Parker explained that residents of rural New England prefer medium or dark-roasted coffee, so many of his beans are roasted until they pop again, known as “second crack.” The additional roasting time results in a darker, smokier flavor.

But roasting time is just one part of the equation, said Parker.

“Often times, people will say to me, ‘I can’t drink coffee any more, it upsets my stomach,’” he said. “That’s probably because, over here in America, we drink a lot of South American coffee – that’s highly acidic.”

For less-acidic coffee, Parker suggests trying coffee from other regions around the world. In particular, he likes to recommend his Sumatran beans, which brew a smoother-tasting coffee compared to beans from South American countries like Colombia, where most of the coffee found here in the United States comes from.

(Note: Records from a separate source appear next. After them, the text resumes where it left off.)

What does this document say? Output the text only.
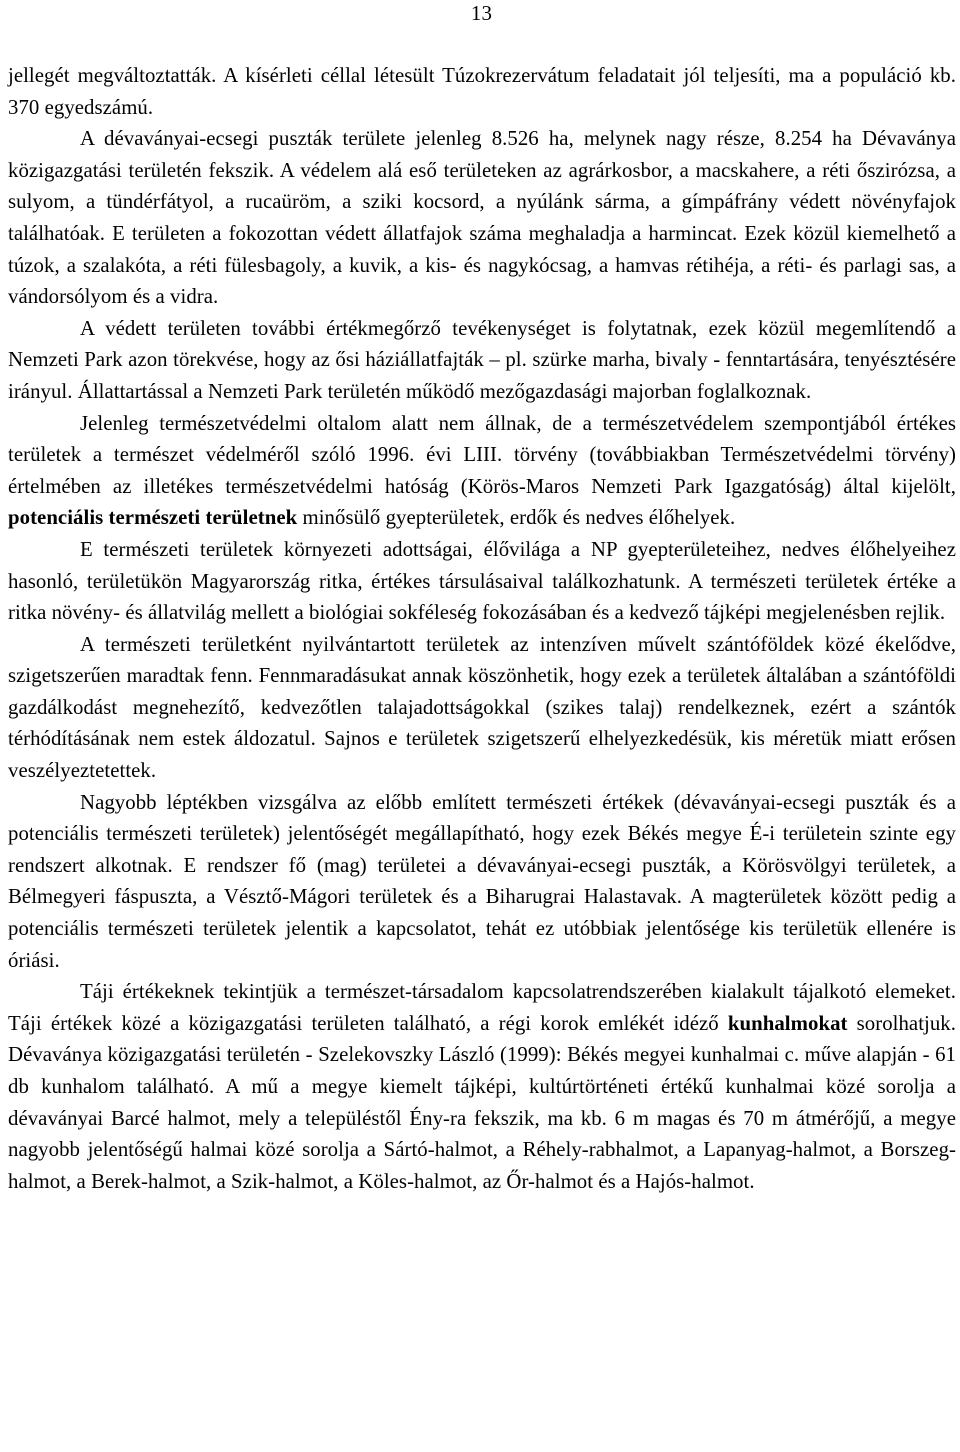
13

jellegét megváltoztatták. A kísérleti céllal létesült Túzokrezervátum feladatait jól teljesíti, ma a populáció kb. 370 egyedszámú.

A dévaványai-ecsegi puszták területe jelenleg 8.526 ha, melynek nagy része, 8.254 ha Dévaványa közigazgatási területén fekszik. A védelem alá eső területeken az agrárkosbor, a macskahere, a réti őszirózsa, a sulyom, a tündérfátyol, a rucaüröm, a sziki kocsord, a nyúlánk sárma, a gímpáfrány védett növényfajok találhatóak. E területen a fokozottan védett állatfajok száma meghaladja a harmincat. Ezek közül kiemelhető a túzok, a szalakóta, a réti fülesbagoly, a kuvik, a kis- és nagykócsag, a hamvas rétihéja, a réti- és parlagi sas, a vándorsólyom és a vidra.

A védett területen további értékmegőrző tevékenységet is folytatnak, ezek közül megemlítendő a Nemzeti Park azon törekvése, hogy az ősi háziállatfajták – pl. szürke marha, bivaly - fenntartására, tenyésztésére irányul. Állattartással a Nemzeti Park területén működő mezőgazdasági majorban foglalkoznak.

Jelenleg természetvédelmi oltalom alatt nem állnak, de a természetvédelem szempontjából értékes területek a természet védelméről szóló 1996. évi LIII. törvény (továbbiakban Természetvédelmi törvény) értelmében az illetékes természetvédelmi hatóság (Körös-Maros Nemzeti Park Igazgatóság) által kijelölt, potenciális természeti területnek minősülő gyepterületek, erdők és nedves élőhelyek.

E természeti területek környezeti adottságai, élővilága a NP gyepterületeihez, nedves élőhelyeihez hasonló, területükön Magyarország ritka, értékes társulásaival találkozhatunk. A természeti területek értéke a ritka növény- és állatvilág mellett a biológiai sokféleség fokozásában és a kedvező tájképi megjelenésben rejlik.

A természeti területként nyilvántartott területek az intenzíven művelt szántóföldek közé ékelődve, szigetszerűen maradtak fenn. Fennmaradásukat annak köszönhetik, hogy ezek a területek általában a szántóföldi gazdálkodást megnehezítő, kedvezőtlen talajadottságokkal (szikes talaj) rendelkeznek, ezért a szántók térhódításának nem estek áldozatul. Sajnos e területek szigetszerű elhelyezkedésük, kis méretük miatt erősen veszélyeztetettek.

Nagyobb léptékben vizsgálva az előbb említett természeti értékek (dévaványai-ecsegi puszták és a potenciális természeti területek) jelentőségét megállapítható, hogy ezek Békés megye É-i területein szinte egy rendszert alkotnak. E rendszer fő (mag) területei a dévaványai-ecsegi puszták, a Körösvölgyi területek, a Bélmegyeri fáspuszta, a Vésztő-Mágori területek és a Biharugrai Halastavak. A magterületek között pedig a potenciális természeti területek jelentik a kapcsolatot, tehát ez utóbbiak jelentősége kis területük ellenére is óriási.

Táji értékeknek tekintjük a természet-társadalom kapcsolatrendszerében kialakult tájalkotó elemeket. Táji értékek közé a közigazgatási területen található, a régi korok emlékét idéző kunhalmokat sorolhatjuk. Dévaványa közigazgatási területén - Szelekovszky László (1999): Békés megyei kunhalmai c. műve alapján - 61 db kunhalom található. A mű a megye kiemelt tájképi, kultúrtörténeti értékű kunhalmai közé sorolja a dévaványai Barcé halmot, mely a településtől Ény-ra fekszik, ma kb. 6 m magas és 70 m átmérőjű, a megye nagyobb jelentőségű halmai közé sorolja a Sártó-halmot, a Réhely-rabhalmot, a Lapanyag-halmot, a Borszeg-halmot, a Berek-halmot, a Szik-halmot, a Köles-halmot, az Őr-halmot és a Hajós-halmot.
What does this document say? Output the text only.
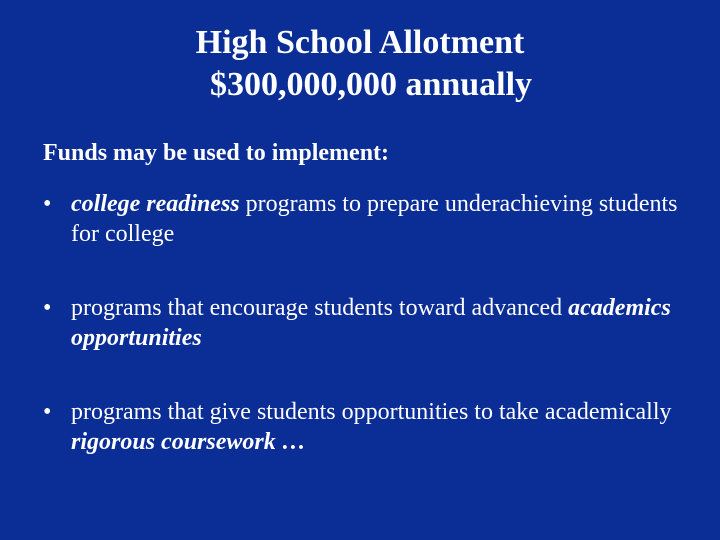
High School Allotment
$300,000,000 annually
Funds may be used to implement:
• college readiness programs to prepare underachieving students for college
• programs that encourage students toward advanced academics opportunities
• programs that give students opportunities to take academically rigorous coursework …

Parker and Son’s flagship roast uses beans from Burundi, resulting in “a full, rich coffee flavor – and it’s very smooth. All of my coffees are smooth, but the Burundi especially.”

They use the the Burundi beans in their signature drink – the maple latte – along with a healthy portion of maple syrup courtesy of Ben’s Sugar Shack.

Parker sees a bright future ahead for Parker and Sons Coffee Roasting. He has recently been focusing on expanding the company’s online sales. So far, he has shipped his coffee to Ohio, Florida, Texas and California, and even Europe and Australia.

And when it comes time for him to retire, Parker hopes one of his children will take over the company. For customers who stop in today, there’s a good chance they’ll see some of them behind the counter.

Parker and Sons Coffee Roasting and Cafe can be found at 166 Hancock Road in Peterborough.